Commençons par évoquer le présent et le futur du groupe si vous le voulez bien...Je sais que vous êtes en train de finaliser votre nouvel album qui s'annonce comme un événement, pouvez-vous nous en dire un peu plus ? (NdS : l'album était encore inédit au moment de cette interview)
Hreidmarr : Je serai très bref. Nous avons commencé à travailler sur cet album fin 2016, et en avons bouclé les derniers détails au début décembre 2019, ce fût donc un processus relativement long, mais justifié par le fait que depuis "Sur les falaises de marbre", le groupe a connu d'énormes bouleversements, et que notre niveau d'exigence est monté d'un cran certain.
J'ai eu la chance d'écouter deux titres du nouvel opus, “Le Rivage” et “Acta Est Fabula”. Deux titres incroyables ! Épiques, puissants, gardant l'énergie du Black Metal tout en proposant quelque chose de frais et d'inédit. Doit-on s'attendre à des morceaux de cet acabit tout au long de l'album ?
Hreidmarr : Oui, je pense que l’album est cohérent, nous nous sommes efforcés de rester dans une certaine continuité par rapport au précédent, tout en essayant de nouvelles choses. Il était important pour nous que ce disque soit un bloc massif déroulant une cinématique précise de son début jusqu’à sa fin, mais que dans le même temps, chaque morceau en soit un vrai, réellement écrit, et puisse être écouté indépendamment du reste. En cela, chaque morceau à son petit “twist” et son côté “remarquable”. C’est un équilibre difficile à trouver.

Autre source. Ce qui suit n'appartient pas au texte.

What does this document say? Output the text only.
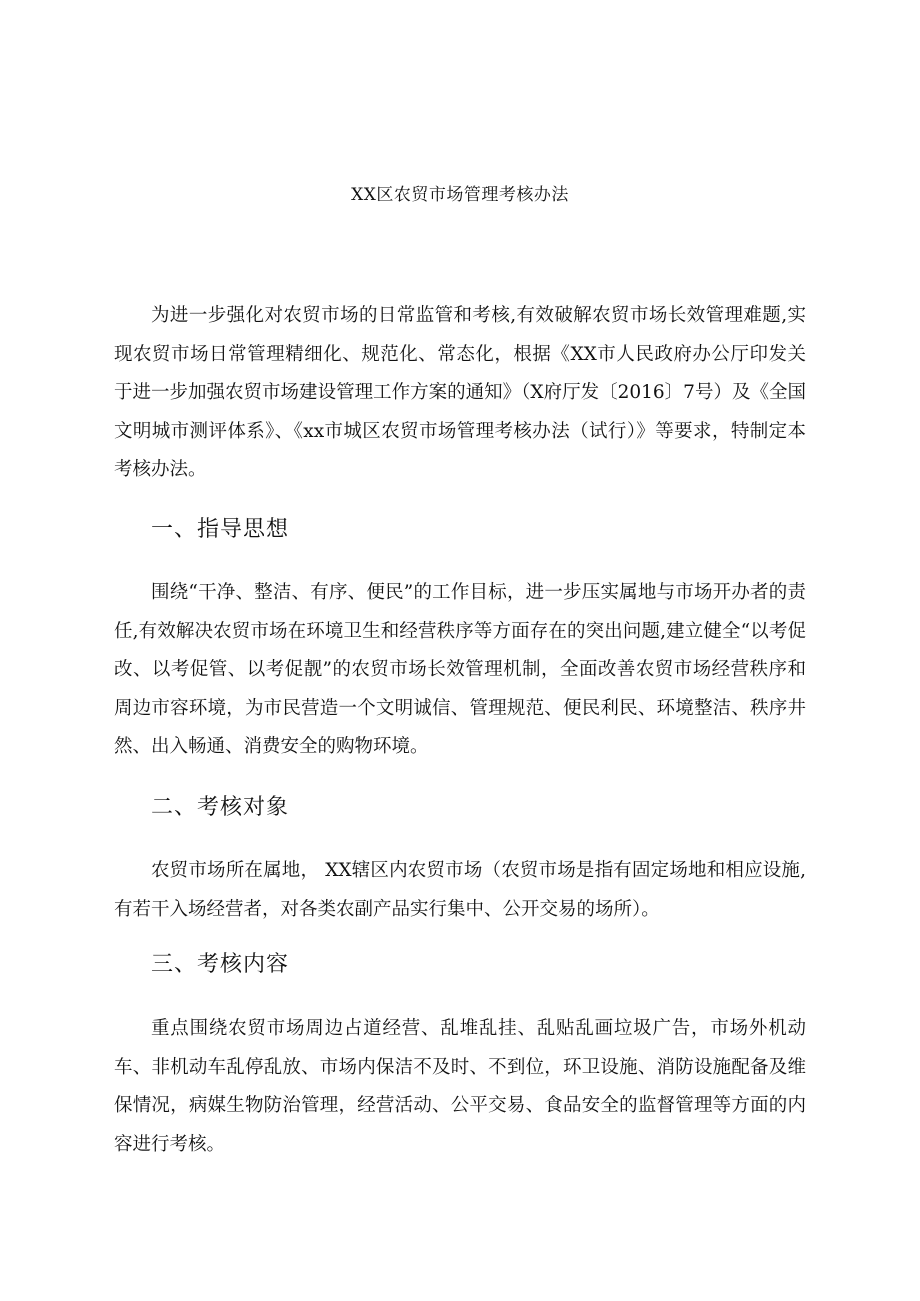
XX区农贸市场管理考核办法

为进一步强化对农贸市场的日常监管和考核,有效破解农贸市场长效管理难题,实现农贸市场日常管理精细化、规范化、常态化，根据《XX市人民政府办公厅印发关于进一步加强农贸市场建设管理工作方案的通知》（X府厅发〔2016〕7号）及《全国文明城市测评体系》、《xx市城区农贸市场管理考核办法（试行）》等要求，特制定本考核办法。

一、指导思想

围绕“干净、整洁、有序、便民”的工作目标，进一步压实属地与市场开办者的责任,有效解决农贸市场在环境卫生和经营秩序等方面存在的突出问题,建立健全“以考促改、以考促管、以考促靓”的农贸市场长效管理机制，全面改善农贸市场经营秩序和周边市容环境，为市民营造一个文明诚信、管理规范、便民利民、环境整洁、秩序井然、出入畅通、消费安全的购物环境。

二、考核对象

农贸市场所在属地， XX辖区内农贸市场（农贸市场是指有固定场地和相应设施,有若干入场经营者，对各类农副产品实行集中、公开交易的场所）。

三、考核内容

重点围绕农贸市场周边占道经营、乱堆乱挂、乱贴乱画垃圾广告，市场外机动车、非机动车乱停乱放、市场内保洁不及时、不到位，环卫设施、消防设施配备及维保情况，病媒生物防治管理，经营活动、公平交易、食品安全的监督管理等方面的内容进行考核。
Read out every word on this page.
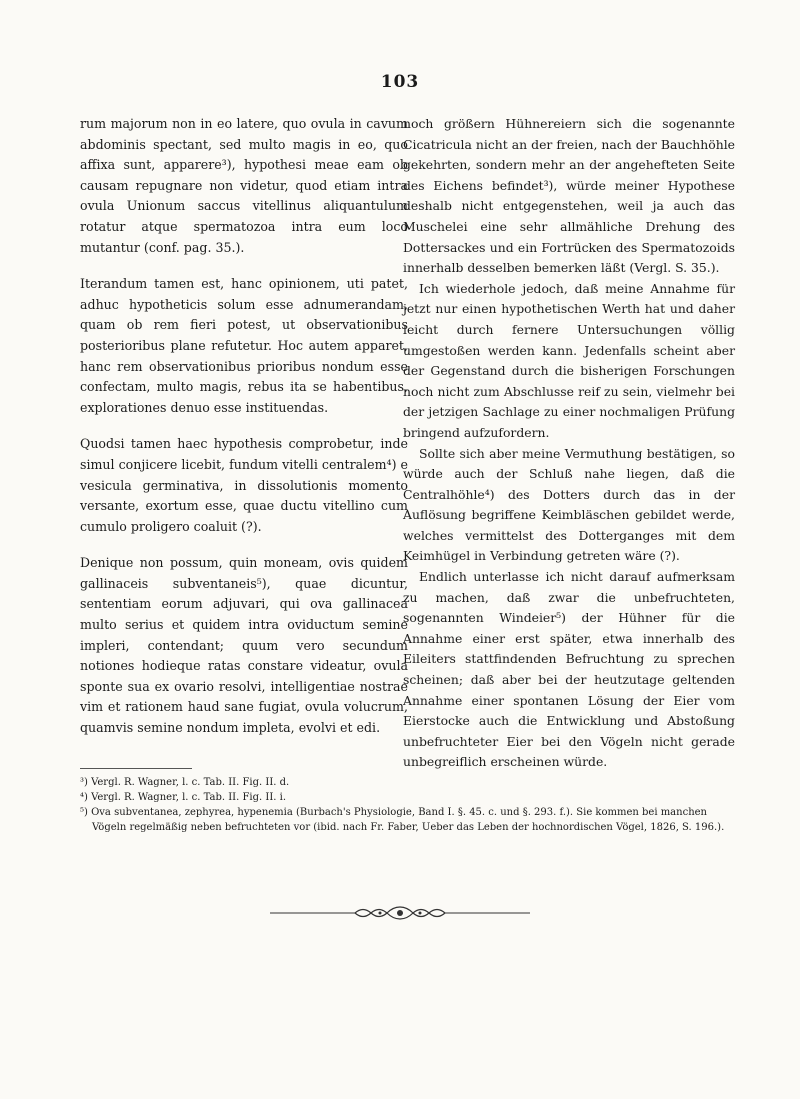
103

rum majorum non in eo latere, quo ovula in cavum abdominis spectant, sed multo magis in eo, quo affixa sunt, apparere³), hypothesi meae eam ob causam repugnare non videtur, quod etiam intra ovula Unionum saccus vitellinus aliquantulum rotatur atque spermatozoa intra eum loco mutantur (conf. pag. 35.).

Iterandum tamen est, hanc opinionem, uti patet, adhuc hypotheticis solum esse adnumerandam, quam ob rem fieri potest, ut observationibus posterioribus plane refutetur. Hoc autem apparet, hanc rem observationibus prioribus nondum esse confectam, multo magis, rebus ita se habentibus, explorationes denuo esse instituendas.

Quodsi tamen haec hypothesis comprobetur, inde simul conjicere licebit, fundum vitelli centralem⁴) e vesicula germinativa, in dissolutionis momento versante, exortum esse, quae ductu vitellino cum cumulo proligero coaluit (?).

Denique non possum, quin moneam, ovis quidem gallinaceis subventaneis⁵), quae dicuntur, sententiam eorum adjuvari, qui ova gallinacea multo serius et quidem intra oviductum semine impleri, contendant; quum vero secundum notiones hodieque ratas constare videatur, ovula sponte sua ex ovario resolvi, intelligentiae nostrae vim et rationem haud sane fugiat, ovula volucrum, quamvis semine nondum impleta, evolvi et edi.

noch größern Hühnereiern sich die sogenannte Cicatricula nicht an der freien, nach der Bauchhöhle gekehrten, sondern mehr an der angehefteten Seite des Eichens befindet³), würde meiner Hypothese deshalb nicht entgegenstehen, weil ja auch das Muschelei eine sehr allmähliche Drehung des Dottersackes und ein Fortrücken des Spermatozoids innerhalb desselben bemerken läßt (Vergl. S. 35.).

Ich wiederhole jedoch, daß meine Annahme für jetzt nur einen hypothetischen Werth hat und daher leicht durch fernere Untersuchungen völlig umgestoßen werden kann. Jedenfalls scheint aber der Gegenstand durch die bisherigen Forschungen noch nicht zum Abschlusse reif zu sein, vielmehr bei der jetzigen Sachlage zu einer nochmaligen Prüfung bringend aufzufordern.

Sollte sich aber meine Vermuthung bestätigen, so würde auch der Schluß nahe liegen, daß die Centralhöhle⁴) des Dotters durch das in der Auflösung begriffene Keimbläschen gebildet werde, welches vermittelst des Dotterganges mit dem Keimhügel in Verbindung getreten wäre (?).

Endlich unterlasse ich nicht darauf aufmerksam zu machen, daß zwar die unbefruchteten, sogenannten Windeier⁵) der Hühner für die Annahme einer erst später, etwa innerhalb des Eileiters stattfindenden Befruchtung zu sprechen scheinen; daß aber bei der heutzutage geltenden Annahme einer spontanen Lösung der Eier vom Eierstocke auch die Entwicklung und Abstoßung unbefruchteter Eier bei den Vögeln nicht gerade unbegreiflich erscheinen würde.

³) Vergl. R. Wagner, l. c. Tab. II. Fig. II. d.
⁴) Vergl. R. Wagner, l. c. Tab. II. Fig. II. i.
⁵) Ova subventanea, zephyrea, hypenemia (Burbach's Physiologie, Band I. §. 45. c. und §. 293. f.). Sie kommen bei manchen Vögeln regelmäßig neben befruchteten vor (ibid. nach Fr. Faber, Ueber das Leben der hochnordischen Vögel, 1826, S. 196.).
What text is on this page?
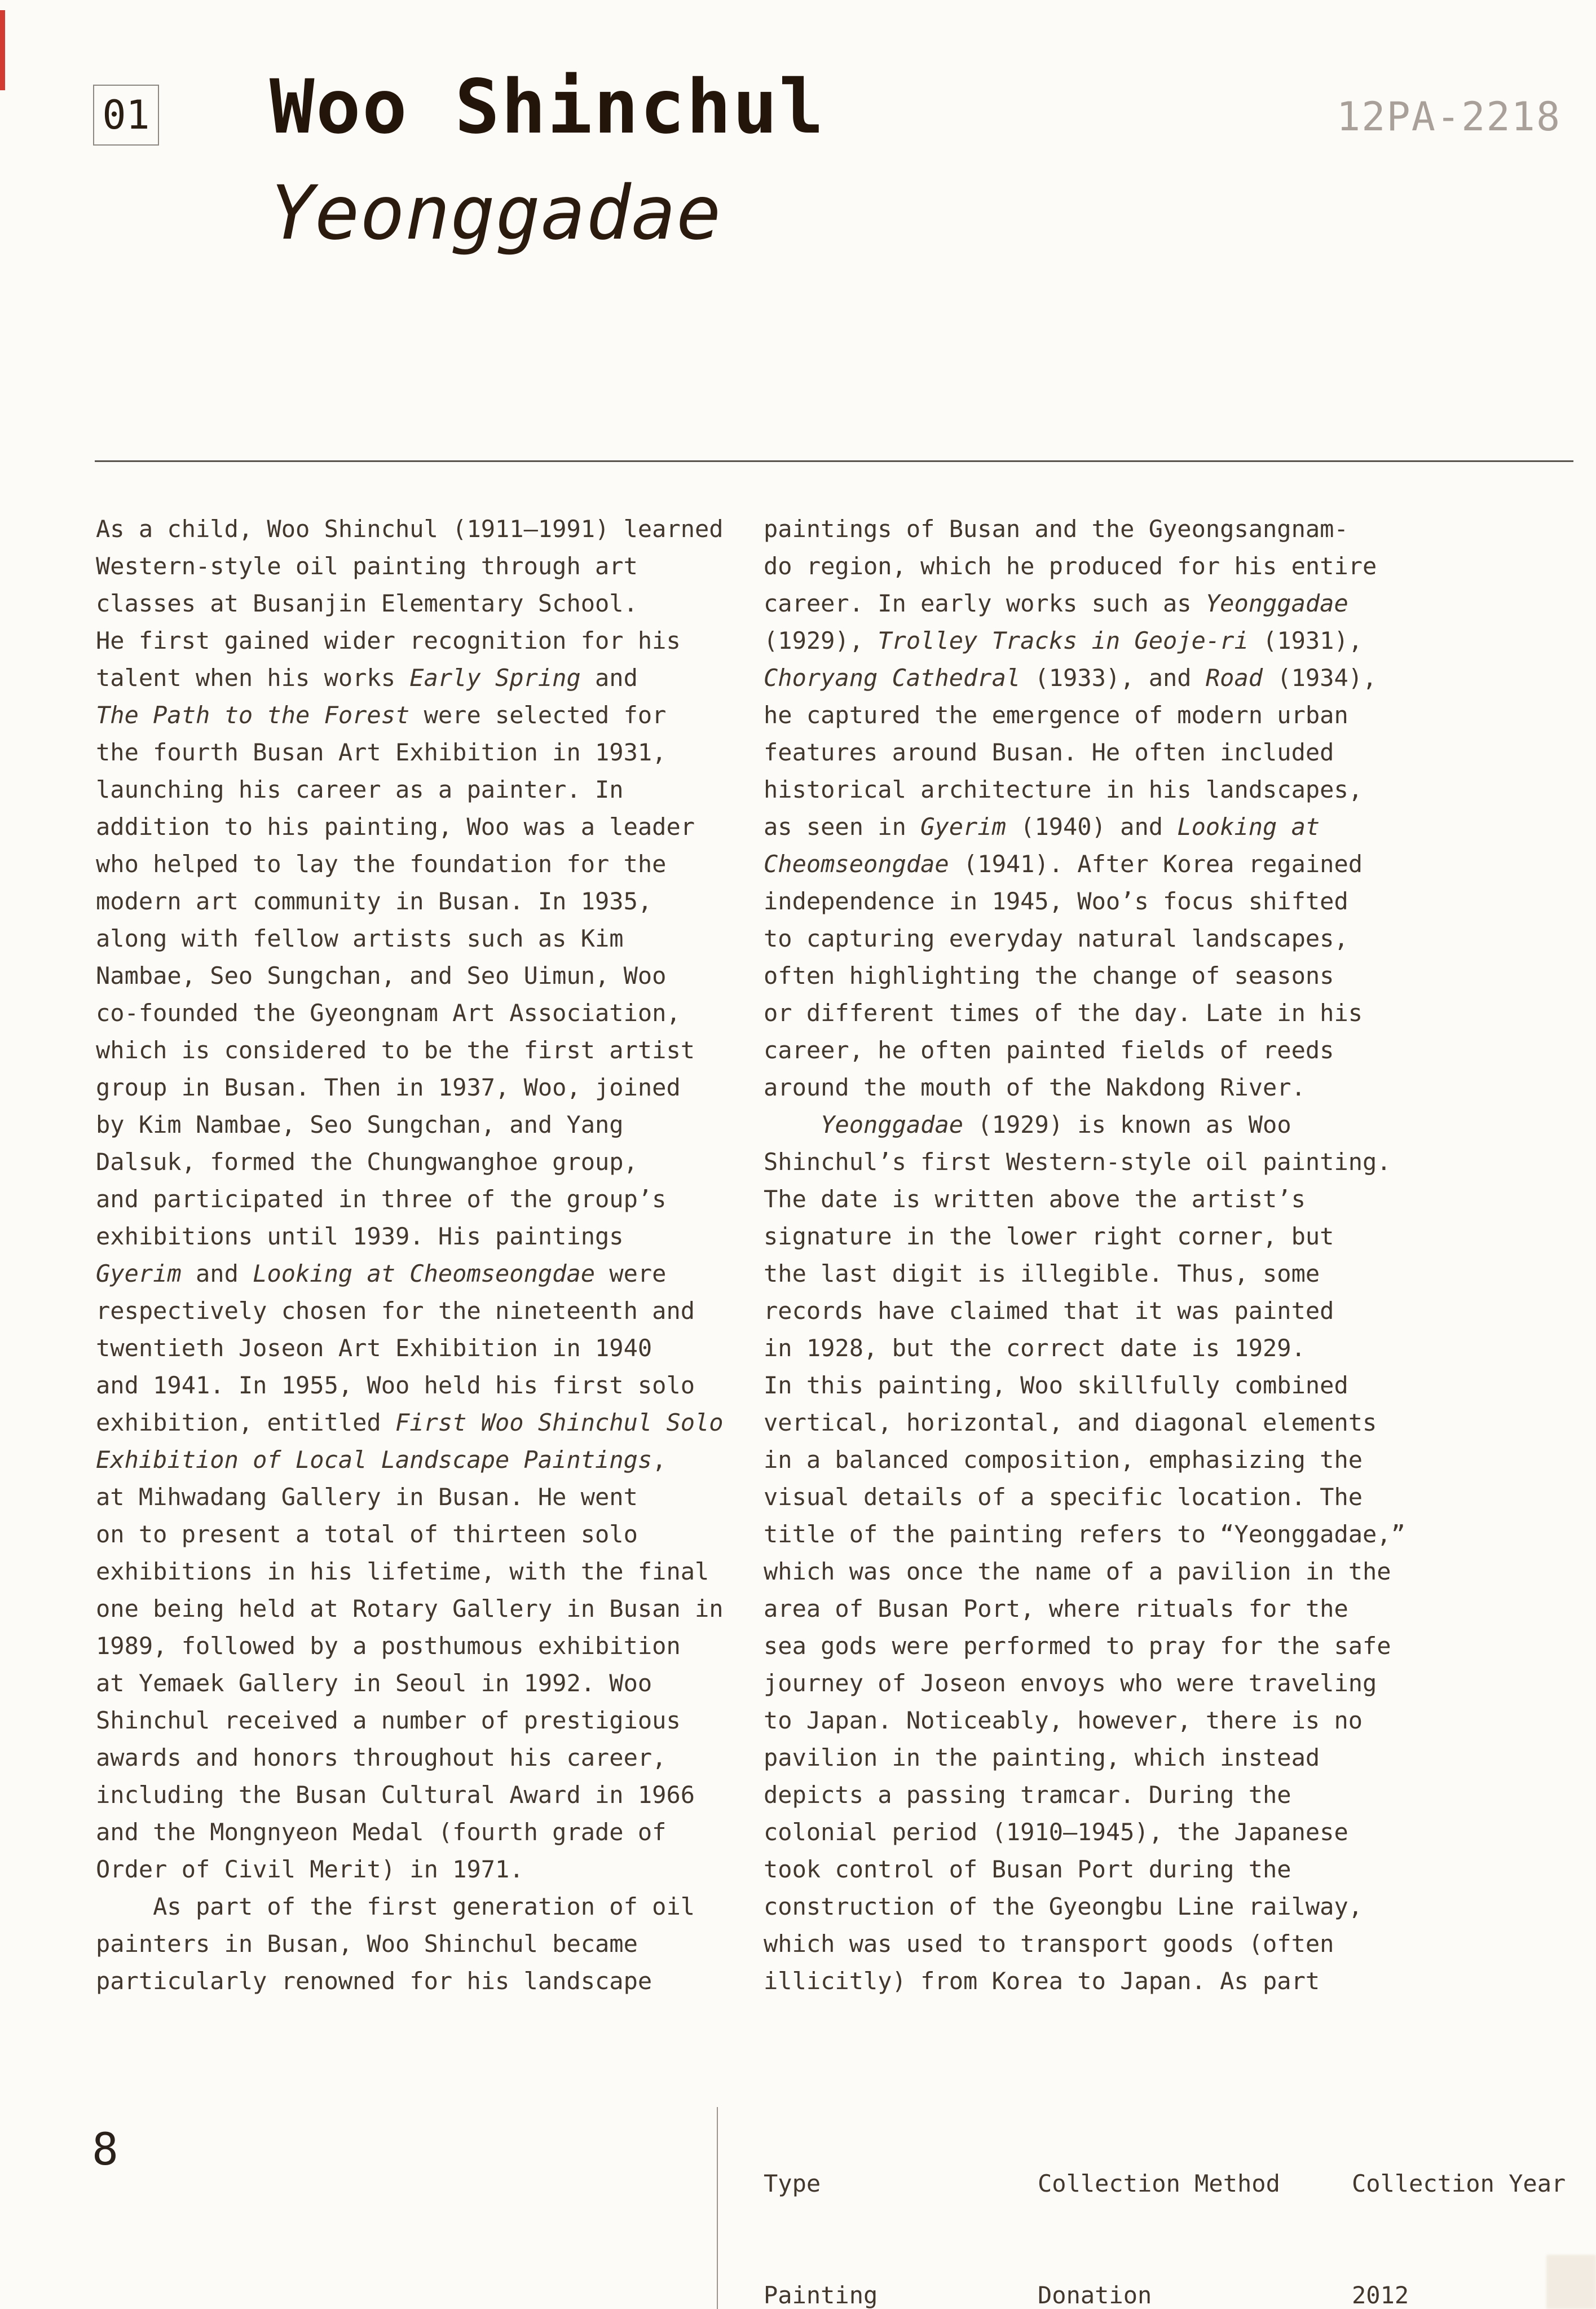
01 Woo Shinchul
Yeonggadae
12PA-2218
As a child, Woo Shinchul (1911–1991) learned
Western-style oil painting through art
classes at Busanjin Elementary School.
He first gained wider recognition for his
talent when his works Early Spring and
The Path to the Forest were selected for
the fourth Busan Art Exhibition in 1931,
launching his career as a painter. In
addition to his painting, Woo was a leader
who helped to lay the foundation for the
modern art community in Busan. In 1935,
along with fellow artists such as Kim
Nambae, Seo Sungchan, and Seo Uimun, Woo
co-founded the Gyeongnam Art Association,
which is considered to be the first artist
group in Busan. Then in 1937, Woo, joined
by Kim Nambae, Seo Sungchan, and Yang
Dalsuk, formed the Chungwanghoe group,
and participated in three of the group’s
exhibitions until 1939. His paintings
Gyerim and Looking at Cheomseongdae were
respectively chosen for the nineteenth and
twentieth Joseon Art Exhibition in 1940
and 1941. In 1955, Woo held his first solo
exhibition, entitled First Woo Shinchul Solo
Exhibition of Local Landscape Paintings,
at Mihwadang Gallery in Busan. He went
on to present a total of thirteen solo
exhibitions in his lifetime, with the final
one being held at Rotary Gallery in Busan in
1989, followed by a posthumous exhibition
at Yemaek Gallery in Seoul in 1992. Woo
Shinchul received a number of prestigious
awards and honors throughout his career,
including the Busan Cultural Award in 1966
and the Mongnyeon Medal (fourth grade of
Order of Civil Merit) in 1971.
As part of the first generation of oil
painters in Busan, Woo Shinchul became
particularly renowned for his landscape
paintings of Busan and the Gyeongsangnam-
do region, which he produced for his entire
career. In early works such as Yeonggadae
(1929), Trolley Tracks in Geoje-ri (1931),
Choryang Cathedral (1933), and Road (1934),
he captured the emergence of modern urban
features around Busan. He often included
historical architecture in his landscapes,
as seen in Gyerim (1940) and Looking at
Cheomseongdae (1941). After Korea regained
independence in 1945, Woo’s focus shifted
to capturing everyday natural landscapes,
often highlighting the change of seasons
or different times of the day. Late in his
career, he often painted fields of reeds
around the mouth of the Nakdong River.
Yeonggadae (1929) is known as Woo
Shinchul’s first Western-style oil painting.
The date is written above the artist’s
signature in the lower right corner, but
the last digit is illegible. Thus, some
records have claimed that it was painted
in 1928, but the correct date is 1929.
In this painting, Woo skillfully combined
vertical, horizontal, and diagonal elements
in a balanced composition, emphasizing the
visual details of a specific location. The
title of the painting refers to “Yeonggadae,”
which was once the name of a pavilion in the
area of Busan Port, where rituals for the
sea gods were performed to pray for the safe
journey of Joseon envoys who were traveling
to Japan. Noticeably, however, there is no
pavilion in the painting, which instead
depicts a passing tramcar. During the
colonial period (1910–1945), the Japanese
took control of Busan Port during the
construction of the Gyeongbu Line railway,
which was used to transport goods (often
illicitly) from Korea to Japan. As part

Type

Painting

Collection Method

Donation

Collection Year

2012

8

Le son est dantesque, et les chœurs ajoutent une dimension grandiose à votre musique. Comment s'est déroulé le processus de composition, et d'ailleurs qui intervient sur ces titres ?
Arnhwald : La composition a été réellement collégiale. Pour la musique, trois compositeurs sont intervenus. A partir des brouillons proposés par les uns et les autres, je me suis occupé d’assembler et d’arranger les morceaux. Pendant la phase d’enregistrement, chacun a pu apporter son grain de sel, et pendant la phase de production/mixage, le travail a été affiné grâce à la participation de chacun. Nous avons enregistré les instruments en live, ce qui a permis une vraie interactivité entre les musiciens, et l’essai aussi de plusieurs petites variantes, parmi lesquelles sélectionner ce qui semblait le plus pertinent.
En ce qui concerne les textes, c’est à peu près la même chose. Quatre plumes cette fois-ci, et quelques allers-retours.
Hreidmarr et moi avons chapeauté le travail mais dans les faits, ce disque est réellement le fruit d’un effort de groupe.
“Acta Est Fabula” a un côté “biblique” dans sa dimension prophétique. Est-ce la naissance de l'antéchrist qui va régir ce monde ? Ce titre a un côté presque “chanson” dans les vocaux, c'est fascinant ! Pouvez-vous nous en dire plus sur votre inspiration ?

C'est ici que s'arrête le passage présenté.